Empujando contra el pequeño escritorio de madera, hizo girar la silla para mirarla.

—Dejemos todo esto. Olvídate del presidente, olvídate del maldito libro; olvídate de todo.

Tracy se quitó el paño y se incorporó para recostarse sobre los almohadones.

—No puedes. No por mí.

—Los dolores de cabeza empeoran, no van a mejor. Mírate. Necesitas ayuda.

—Y Nichols. Y el presidente.

—Después de todo lo sucedido, ¿cómo puedes siquiera pensar en el presidente? —reclamó Harvath—. Casi te matan por su culpa.

—Y ya lo he olvidado. Ahora te toca a ti.

—Yo no puedo hacerlo.

—Tienes que hacerlo —insistió.

Harvath se inclinó hacia delante en la silla.

—Tracy, no quiero volver a mi antigua vida. Quiero esta vida, la que tengo ahora. Te quiero.

—Y me tienes. No me voy a ninguna parte.

—No entiendes lo que trato de hacer —empezó Harvath.

Tracy le miró a los ojos.

—Scot, no puedo prometerte que todo lo nuestro vaya a ser perfecto. El día que me dispararon se me cayó la bola de cristal. Lo que puedo decirte es que entiendo quién eres. La mejor parte de tu vida la has dedicado a asumir la lucha de Estados Unidos contra sus enemigos, con este enemigo en particular. Ahora, sin que hayan mutilado o matado a nadie más, tienes la oportunidad de eliminar una de las mayores amenazas que ha padecido la civilización en toda su historia. No voy a dejarte que tires eso a la basura. No puedo.

»En esto es en lo que eres bueno. Sabes cómo actúa esta gente y sabes vencerlos en el juego.
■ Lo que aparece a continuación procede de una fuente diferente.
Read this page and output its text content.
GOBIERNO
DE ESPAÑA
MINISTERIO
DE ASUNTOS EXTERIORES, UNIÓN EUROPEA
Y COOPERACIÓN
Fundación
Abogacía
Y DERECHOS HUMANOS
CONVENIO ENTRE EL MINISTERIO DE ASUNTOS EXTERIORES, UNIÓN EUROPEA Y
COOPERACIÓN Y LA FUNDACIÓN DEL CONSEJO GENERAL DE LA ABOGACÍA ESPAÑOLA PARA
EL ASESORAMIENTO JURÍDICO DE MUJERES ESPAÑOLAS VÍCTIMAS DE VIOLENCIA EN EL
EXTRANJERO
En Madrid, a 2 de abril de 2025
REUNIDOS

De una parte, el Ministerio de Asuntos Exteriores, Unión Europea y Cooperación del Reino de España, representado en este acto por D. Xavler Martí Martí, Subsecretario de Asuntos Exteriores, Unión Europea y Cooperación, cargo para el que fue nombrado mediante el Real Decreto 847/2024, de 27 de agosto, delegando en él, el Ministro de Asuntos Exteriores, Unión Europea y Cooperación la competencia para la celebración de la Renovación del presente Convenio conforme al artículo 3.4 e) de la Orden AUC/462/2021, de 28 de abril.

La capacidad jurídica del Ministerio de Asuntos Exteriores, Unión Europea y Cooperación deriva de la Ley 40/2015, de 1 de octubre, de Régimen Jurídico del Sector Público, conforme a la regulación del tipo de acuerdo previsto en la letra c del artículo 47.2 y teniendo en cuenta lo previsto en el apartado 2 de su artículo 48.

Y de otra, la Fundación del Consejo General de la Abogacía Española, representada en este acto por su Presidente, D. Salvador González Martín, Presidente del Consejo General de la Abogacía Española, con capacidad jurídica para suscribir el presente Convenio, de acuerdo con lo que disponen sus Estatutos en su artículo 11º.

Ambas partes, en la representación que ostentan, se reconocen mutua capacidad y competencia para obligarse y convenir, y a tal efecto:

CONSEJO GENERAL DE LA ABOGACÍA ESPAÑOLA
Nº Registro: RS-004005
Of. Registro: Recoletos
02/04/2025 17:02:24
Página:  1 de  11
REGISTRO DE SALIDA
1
Estás furioso con el presidente porque llegó a algún acuerdo secreto que liberó a un terrorista que arrasó a tus amigos y a tu familia. Se acabó. Supéralo. Esto no tiene que ver con él. Esto tiene que ver con el bien y el mal. Y aquí tienes que hacer lo correcto.

—Pero tú necesitas ayuda.

—De acuerdo —transigió—. Necesito ayuda. La buscaré. Pero voy a buscarla sin ti. Y eso no tiene discusión.

—Tracy, escucha…

—Scot, si tengo que levantarme de esta cama solo para abrirte la cabeza y meterte algo de juicio, lo haré. No me gustará, pero lo haré.

Harvath sonrió. Tracy Hastings era la mujer más asombrosa que había conocido. Si resultaran agraciados con la bendición de vivir cien años juntos, podría pasar todos y cada uno de los días diciéndole lo mucho que significaba para él sin lograr aproximarse al profundo sentimiento que le unía a ella.

—Quiero ser feliz y quiero estar contigo. Pero para que funcionemos los dos —prosiguió ella— no puedes dejar de ser quien eres.

—¿Aun cuando sea el tipo que desaparece varias semanas seguidas y no puede decirte adónde va ni cuándo volverá?

—Siempre que no sea con una amante, creo que encontraremos el modo de hacerlo funcionar.

Harvath no sabía qué decir.

—Ahora —dijo Tracy incorporándose un poco más—, trae el portátil aquí y pensemos cómo vamos a introducirte en esa mezquita para que puedas recuperar el libro.